At this point my thoughts are, if I don’t get the job, have a talk with my family/friends about what I plan to do in the next 6 months. If I do get the job, then I have to give the shocking news as is.
I am supposed to hear something on Monday, and I don’t. The guy is not in, and also, SF is 3 hours behind, so I feel like the wait is extra long. Im checking my phone and email every .32 seconds in anticipation. Then I get the news late Tuesday night, I got the job!
I immediately call my parents, convo goes like this.
Me: mom, hey I gotta tell yall some good news, put me one speaker phone
Mom dad: ok what is it !?
Me: When I went to SF last week, it wasn’t for work, it was for an interview, and I got the job!
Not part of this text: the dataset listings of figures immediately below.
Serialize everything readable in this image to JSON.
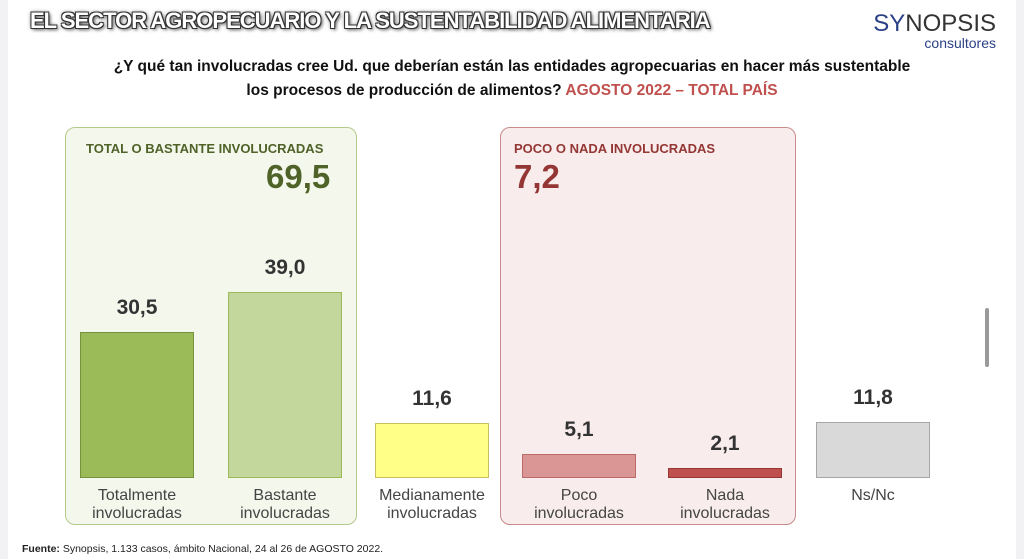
{
  "header": {
    "title": "EL SECTOR AGROPECUARIO Y LA SUSTENTABILIDAD ALIMENTARIA",
    "logo_main_a": "SY",
    "logo_main_b": "NOPSIS",
    "logo_sub": "consultores"
  },
  "question": {
    "line1": "¿Y qué tan involucradas cree Ud. que deberían están las entidades agropecuarias en hacer más sustentable",
    "line2": "los procesos de producción de alimentos?",
    "highlight": "AGOSTO 2022 – TOTAL PAÍS"
  },
  "groups": [
    {
      "label": "TOTAL O BASTANTE INVOLUCRADAS",
      "value": "69,5",
      "color": "#4f6228"
    },
    {
      "label": "POCO O NADA INVOLUCRADAS",
      "value": "7,2",
      "color": "#943634"
    }
  ],
  "chart_data": {
    "type": "bar",
    "categories": [
      [
        "Totalmente",
        "involucradas"
      ],
      [
        "Bastante",
        "involucradas"
      ],
      [
        "Medianamente",
        "involucradas"
      ],
      [
        "Poco",
        "involucradas"
      ],
      [
        "Nada",
        "involucradas"
      ],
      [
        "Ns/Nc",
        ""
      ]
    ],
    "values": [
      30.5,
      39.0,
      11.6,
      5.1,
      2.1,
      11.8
    ],
    "value_labels": [
      "30,5",
      "39,0",
      "11,6",
      "5,1",
      "2,1",
      "11,8"
    ],
    "colors": [
      "#9bbb59",
      "#c3d69b",
      "#ffff88",
      "#d99694",
      "#c0504d",
      "#d9d9d9"
    ],
    "border_colors": [
      "#76923c",
      "#9bbb59",
      "#c8c060",
      "#b96b69",
      "#953735",
      "#a6a6a6"
    ],
    "ylim": [
      0,
      45
    ]
  },
  "footer": {
    "source_label": "Fuente:",
    "source_text": " Synopsis, 1.133 casos, ámbito Nacional, 24 al 26 de AGOSTO 2022."
  }
}
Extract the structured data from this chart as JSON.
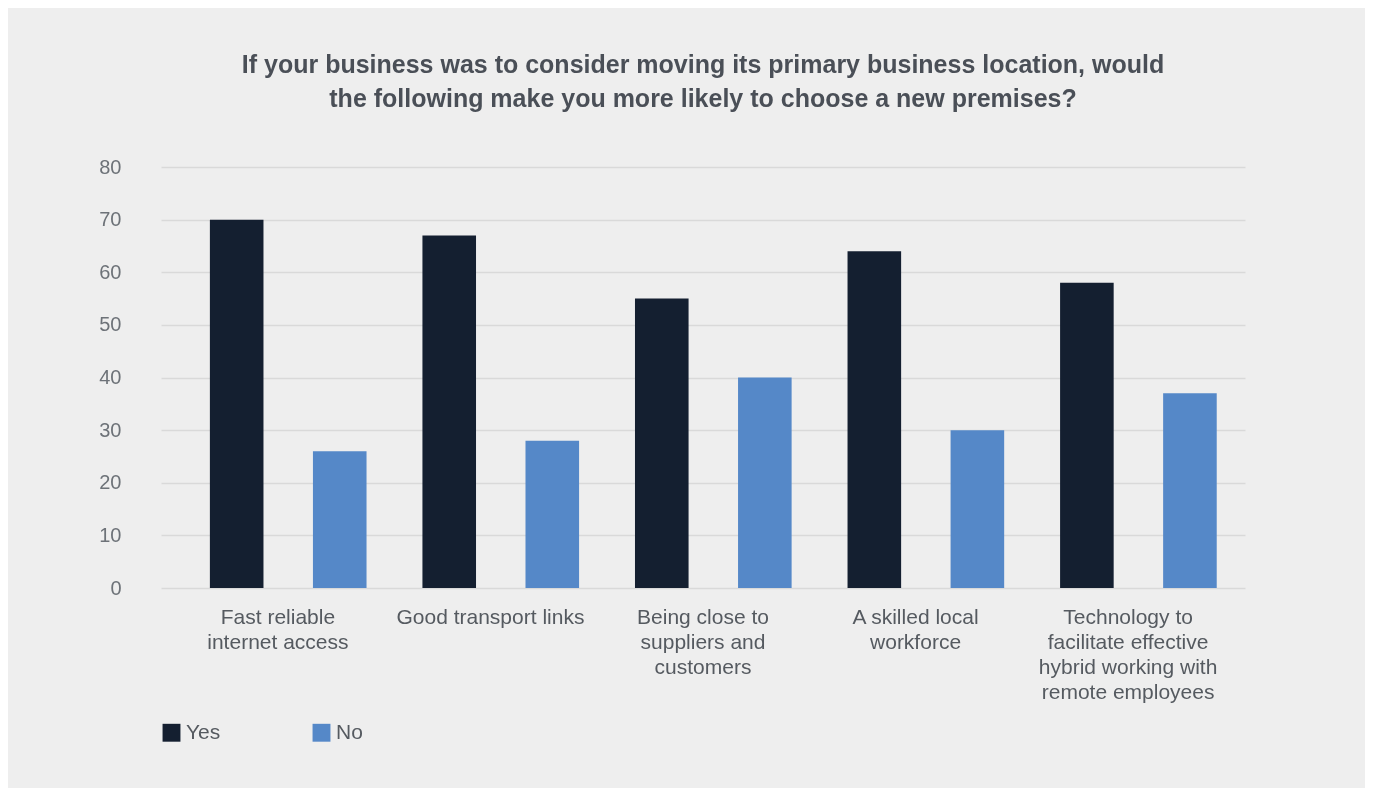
{
  "chart_data": {
    "type": "bar",
    "title": "If your business was to consider moving its primary business location, would the following make you more likely to choose a new premises?",
    "categories": [
      "Fast reliable internet access",
      "Good transport links",
      "Being close to suppliers and customers",
      "A skilled local workforce",
      "Technology to facilitate effective hybrid working with remote employees"
    ],
    "series": [
      {
        "name": "Yes",
        "color": "#141f30",
        "values": [
          70,
          67,
          55,
          64,
          58
        ]
      },
      {
        "name": "No",
        "color": "#5588c8",
        "values": [
          26,
          28,
          40,
          30,
          37
        ]
      }
    ],
    "ylim": [
      0,
      80
    ],
    "yticks": [
      0,
      10,
      20,
      30,
      40,
      50,
      60,
      70,
      80
    ],
    "grid": "y",
    "legend": "bottom"
  }
}
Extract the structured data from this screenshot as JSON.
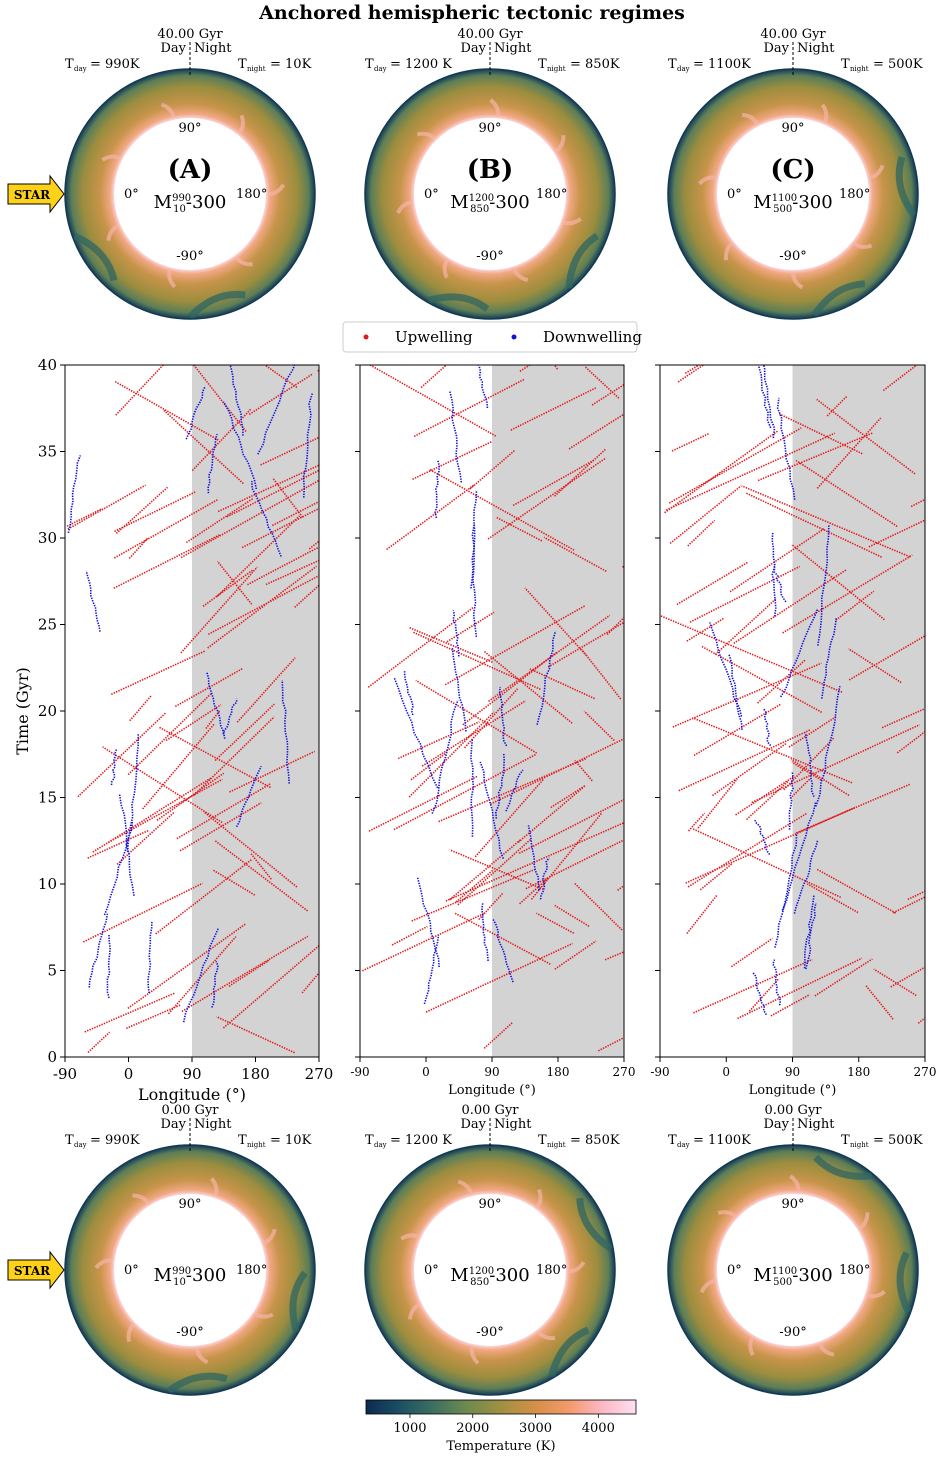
{
  "figure": {
    "title": "Anchored hemispheric tectonic regimes",
    "star_label": "STAR",
    "legend": {
      "up": "Upwelling",
      "down": "Downwelling"
    },
    "colors": {
      "up": "#e31a1c",
      "down": "#1010e0",
      "night_shade": "#d3d3d3",
      "star": "#ffd21a"
    },
    "day_label": "Day",
    "night_label": "Night"
  },
  "panels": [
    {
      "letter": "(A)",
      "model_base": "M",
      "model_sup": "990",
      "model_sub": "10",
      "model_suffix": "-300",
      "tday": "990K",
      "tnight": "10K",
      "top_time": "40.00 Gyr",
      "bottom_time": "0.00 Gyr",
      "lon_0": "0°",
      "lon_90": "90°",
      "lon_180": "180°",
      "lon_m90": "-90°",
      "has_star": true
    },
    {
      "letter": "(B)",
      "model_base": "M",
      "model_sup": "1200",
      "model_sub": "850",
      "model_suffix": "-300",
      "tday": "1200 K",
      "tnight": "850K",
      "top_time": "40.00 Gyr",
      "bottom_time": "0.00 Gyr",
      "lon_0": "0°",
      "lon_90": "90°",
      "lon_180": "180°",
      "lon_m90": "-90°",
      "has_star": false
    },
    {
      "letter": "(C)",
      "model_base": "M",
      "model_sup": "1100",
      "model_sub": "500",
      "model_suffix": "-300",
      "tday": "1100K",
      "tnight": "500K",
      "top_time": "40.00 Gyr",
      "bottom_time": "0.00 Gyr",
      "lon_0": "0°",
      "lon_90": "90°",
      "lon_180": "180°",
      "lon_m90": "-90°",
      "has_star": false
    }
  ],
  "chart_data": {
    "type": "scatter",
    "ylabel": "Time (Gyr)",
    "xlabel": "Longitude (°)",
    "xlim": [
      -90,
      270
    ],
    "ylim": [
      0,
      40
    ],
    "xticks": [
      "-90",
      "0",
      "90",
      "180",
      "270"
    ],
    "yticks": [
      "0",
      "5",
      "10",
      "15",
      "20",
      "25",
      "30",
      "35",
      "40"
    ],
    "night_side": [
      90,
      270
    ],
    "series": [
      {
        "name": "Upwelling",
        "color": "#e31a1c"
      },
      {
        "name": "Downwelling",
        "color": "#1010e0"
      }
    ]
  },
  "colorbar": {
    "label": "Temperature (K)",
    "ticks": [
      "1000",
      "2000",
      "3000",
      "4000"
    ],
    "range": [
      300,
      4600
    ],
    "stops": [
      "#0d2a52",
      "#1b5064",
      "#3d7060",
      "#6f8a4f",
      "#a09042",
      "#d39048",
      "#f49a6a",
      "#fbb8c6",
      "#fde0f0"
    ]
  }
}
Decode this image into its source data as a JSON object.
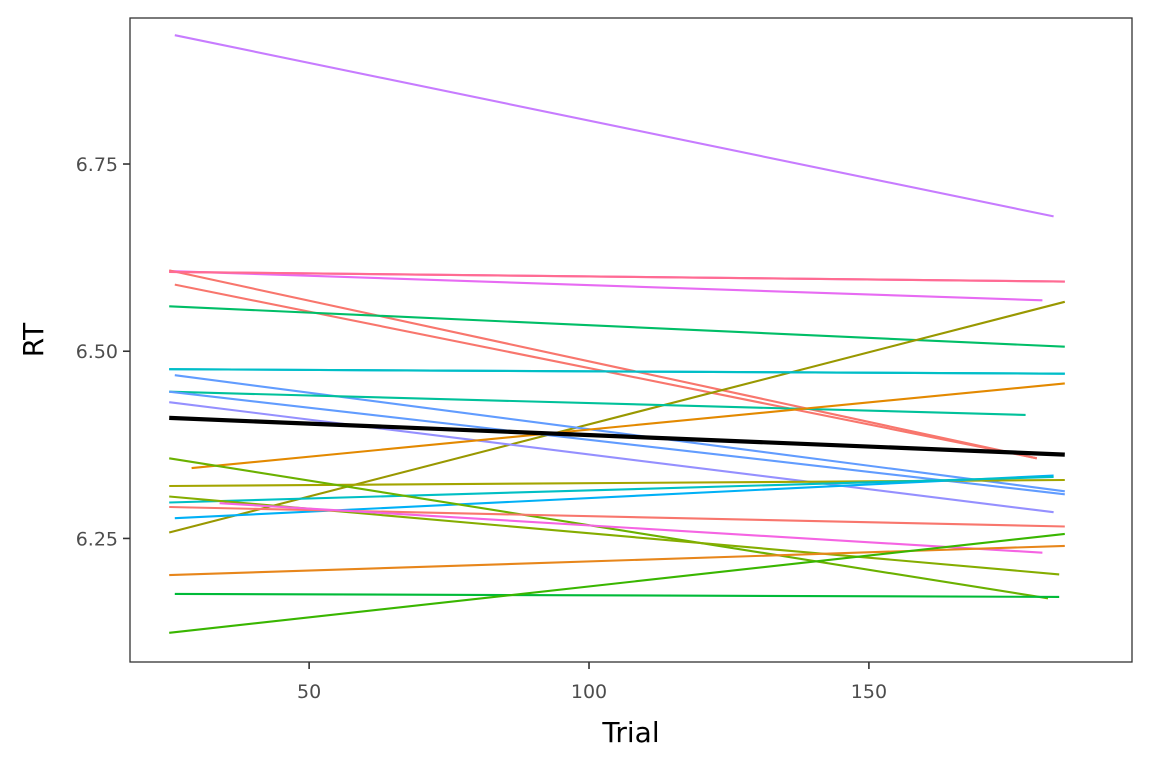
{
  "chart_data": {
    "type": "line",
    "title": "",
    "xlabel": "Trial",
    "ylabel": "RT",
    "xlim": [
      18,
      197
    ],
    "ylim": [
      6.085,
      6.945
    ],
    "xticks": [
      50,
      100,
      150
    ],
    "xtick_labels": [
      "50",
      "100",
      "150"
    ],
    "yticks": [
      6.25,
      6.5,
      6.75
    ],
    "ytick_labels": [
      "6.25",
      "6.50",
      "6.75"
    ],
    "grid": false,
    "legend": "none",
    "series": [
      {
        "color": "#c77cff",
        "x": [
          26,
          183
        ],
        "y": [
          6.922,
          6.68
        ]
      },
      {
        "color": "#e76bf3",
        "x": [
          25,
          181
        ],
        "y": [
          6.607,
          6.568
        ]
      },
      {
        "color": "#f8766d",
        "x": [
          25,
          180
        ],
        "y": [
          6.608,
          6.357
        ]
      },
      {
        "color": "#fd61d1",
        "x": [
          25,
          185
        ],
        "y": [
          6.606,
          6.593
        ]
      },
      {
        "color": "#ff6c91",
        "x": [
          25,
          185
        ],
        "y": [
          6.606,
          6.593
        ]
      },
      {
        "color": "#f8766d",
        "x": [
          26,
          180
        ],
        "y": [
          6.589,
          6.357
        ]
      },
      {
        "color": "#00be67",
        "x": [
          25,
          185
        ],
        "y": [
          6.56,
          6.506
        ]
      },
      {
        "color": "#999800",
        "x": [
          25,
          185
        ],
        "y": [
          6.258,
          6.566
        ]
      },
      {
        "color": "#00a9ff",
        "x": [
          25,
          185
        ],
        "y": [
          6.476,
          6.47
        ]
      },
      {
        "color": "#00bfc4",
        "x": [
          25,
          185
        ],
        "y": [
          6.476,
          6.47
        ]
      },
      {
        "color": "#619cff",
        "x": [
          26,
          185
        ],
        "y": [
          6.468,
          6.313
        ]
      },
      {
        "color": "#00c19a",
        "x": [
          25,
          178
        ],
        "y": [
          6.446,
          6.415
        ]
      },
      {
        "color": "#619cff",
        "x": [
          25,
          185
        ],
        "y": [
          6.446,
          6.309
        ]
      },
      {
        "color": "#9590ff",
        "x": [
          25,
          183
        ],
        "y": [
          6.432,
          6.285
        ]
      },
      {
        "color": "#e38900",
        "x": [
          29,
          185
        ],
        "y": [
          6.344,
          6.457
        ]
      },
      {
        "color": "#a3a500",
        "x": [
          25,
          185
        ],
        "y": [
          6.32,
          6.328
        ]
      },
      {
        "color": "#00b0f6",
        "x": [
          26,
          183
        ],
        "y": [
          6.277,
          6.334
        ]
      },
      {
        "color": "#00bfc4",
        "x": [
          25,
          183
        ],
        "y": [
          6.298,
          6.332
        ]
      },
      {
        "color": "#6bb100",
        "x": [
          25,
          182
        ],
        "y": [
          6.357,
          6.17
        ]
      },
      {
        "color": "#85ad00",
        "x": [
          25,
          184
        ],
        "y": [
          6.306,
          6.202
        ]
      },
      {
        "color": "#f8766d",
        "x": [
          25,
          185
        ],
        "y": [
          6.292,
          6.266
        ]
      },
      {
        "color": "#f564e3",
        "x": [
          34,
          181
        ],
        "y": [
          6.297,
          6.231
        ]
      },
      {
        "color": "#e7861b",
        "x": [
          25,
          185
        ],
        "y": [
          6.201,
          6.24
        ]
      },
      {
        "color": "#00ba38",
        "x": [
          26,
          184
        ],
        "y": [
          6.176,
          6.172
        ]
      },
      {
        "color": "#39b600",
        "x": [
          25,
          185
        ],
        "y": [
          6.124,
          6.256
        ]
      },
      {
        "color": "#000000",
        "width": 4.2,
        "x": [
          25,
          185
        ],
        "y": [
          6.411,
          6.362
        ]
      }
    ]
  }
}
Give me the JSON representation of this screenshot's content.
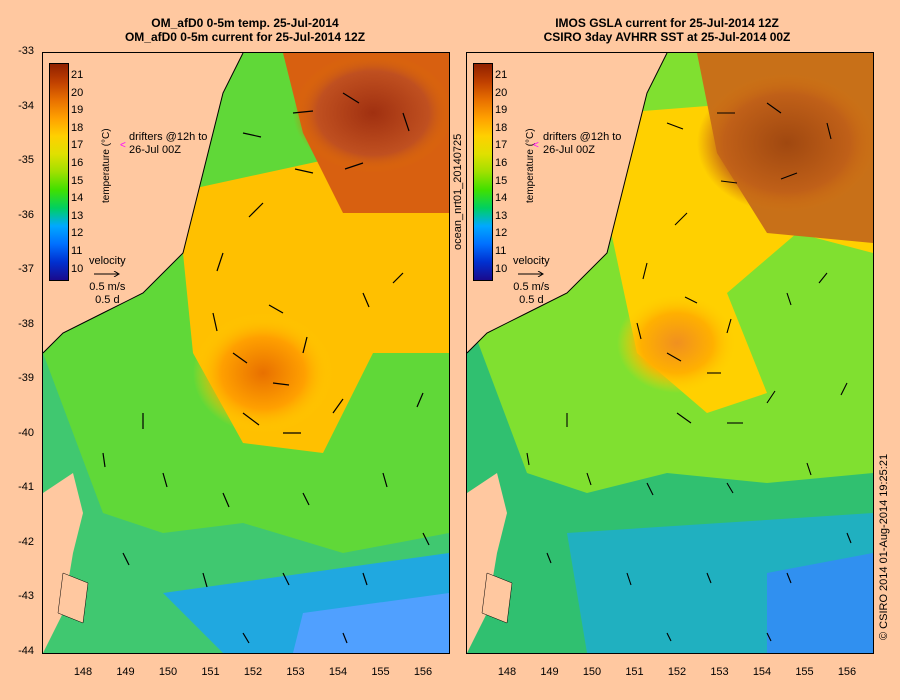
{
  "left_panel": {
    "title_line1": "OM_afD0 0-5m temp. 25-Jul-2014",
    "title_line2": "OM_afD0 0-5m current for 25-Jul-2014 12Z"
  },
  "right_panel": {
    "title_line1": "IMOS GSLA current for 25-Jul-2014 12Z",
    "title_line2": "CSIRO 3day AVHRR SST at 25-Jul-2014 00Z"
  },
  "colorbar": {
    "ticks": [
      "21",
      "20",
      "19",
      "18",
      "17",
      "16",
      "15",
      "14",
      "13",
      "12",
      "11",
      "10"
    ],
    "title": "temperature (°C)",
    "colors": [
      "#1a0a8c",
      "#0030d0",
      "#0070ff",
      "#00a8ff",
      "#00d060",
      "#40e000",
      "#a0e000",
      "#e0e000",
      "#ffd000",
      "#ffa000",
      "#e87000",
      "#c04000",
      "#902000"
    ]
  },
  "drifters_label_line1": "drifters @12h to",
  "drifters_label_line2": "26-Jul 00Z",
  "drifter_marker": "<",
  "velocity": {
    "label": "velocity",
    "speed": "0.5 m/s",
    "time": "0.5 d"
  },
  "axes": {
    "lat_ticks": [
      "-33",
      "-34",
      "-35",
      "-36",
      "-37",
      "-38",
      "-39",
      "-40",
      "-41",
      "-42",
      "-43",
      "-44"
    ],
    "lon_ticks": [
      "148",
      "149",
      "150",
      "151",
      "152",
      "153",
      "154",
      "155",
      "156"
    ]
  },
  "side_label": "ocean_nrt01_20140725",
  "stamp": "© CSIRO 2014   01-Aug-2014 19:25:21"
}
Mom: Hows that good news!??!
Dad: ….
It took them 5, 10 mins to take it in, then it turned to we are proud of you. At this point I understood my shocking message had a stronger affect than I knew. Emily told her parents we were moving and they were nothing but excited. But once again, different experiences, different views.
Next morning, I let the rest of my world know. Reactions varied from WOW, that’s amazing, to how you gonna just leave like that? I attempted to explain to people, why, and I realized I can’t. People that don’t understand, won’t understand, because they look at life different.
As I said, a year ago, I felt the same way, so I realized I had to dig deeper to figure out how I would explain this to Elliott of last year. And no matter how I would have explained it, it wouldn’t make sense to him.
Life as I see it is about experiencing different things. Family and friends are extremely important, however I don’t think living close to someone makes you more of a friend, or shows love more than being away. If anything, you take for granted that relationship. How many times do you hug the people you see everyday, or every weekend. You eventually fall into a zone where you just expect them to be there, and stop learning about them. People that I don’t see but 3 -4 times a year, are just a strong of friends as people I see everyday. Why is that, I don’t know. The internet probably helps.
I have always wanted to live in a city. I have always wanted to work in a city. In a week me and Emily will be driving across country, so that I can do both.
Thursday, March 1, 2007
Dunkin Doe Nuts
I walk into dunkin donuts for a quick bagel. Thats all i want or need. I say, "Cinnamon Rasin bagel, toasted" He says, "Coffee?" I say no thanks, he say, "Are you sure???" As if I didnt know that i really DID want coffee deep down inside, but i realize they just wanted a bigger sale, I simply said, yes im sure, no coffee.
Then he makes the bagel, another lady comes up. "One Bagel? No Coffee???", "I say no just the bagel" She says. . . "Thats noooo gooood", At this point i say to myself, Should I take road A or road B? Road A is a simple humoring ploy. Something like, "hehehe, maybe tomorrow hehe" While Road B is like "If anyone else in this place ask me if i want coffee again, matter fact if i even HEAR the word coffee, no no, matter of fact Turn off all the coffee pots RIGHT NOW, before i come back there! NOBODY WILL HAVE COFFEE TODAY!"